Na medida em que a situação piora na Venezuela, o regime de Maduro prende os líderes políticos oposicionistas, fecha os meios de comunicação e prende jornalistas. Em 2017, a Suprema Corte da Venezuela, formada em sua maioria por apoiadores de Maduro, retirou os poderes da Assembleia Nacional, aumentando seu controle. No ano seguinte, Maduro foi reeleito em um pleito considerado “carente de legitimidade” por uma coalizão de mais de 50 países. Enquanto isso, a situação continua a piorar e cresce a cada dia a pressão do povo venezuelano, que busca pôr um fim na fome e nas lutas diárias.
De acordo com o ACNUR, o Alto Comissariado das Nações Unidas para os Refugiados, e a Organização Internacional para a Migração, que consideraram alarmante o fluxo migratório, o número de fugitivos da Venezuela supera agora os 4 milhões, aproximadamente 12 por cento de toda a população do país.

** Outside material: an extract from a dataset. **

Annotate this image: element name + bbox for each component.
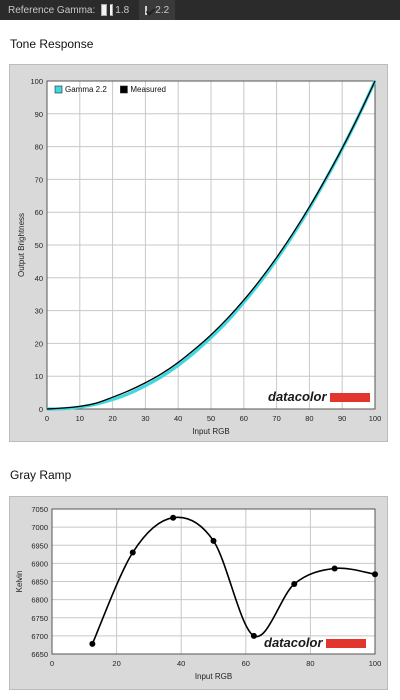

Em novembro de 2018, a organização Human Rights Watch advertiu sobre a “devastadora crise na saúde” da Venezuela e as crescentes taxas de mortalidade materna e infantil, além do pico dos casos de sarampo, difteria, tuberculose e malária. Susana Mújica, que tem uma doença renal, resumiu a situação crítica da Venezuela em uma entrevista ao jornal britânico The Guardian: “Nós conhecemos a realidade. Para nós, está muito claro porque somos nós que vivemos essa realidade diariamente… Se nós vivemos ou morremos, isso não é importante para eles. Sua prioridade é permanecer no poder.”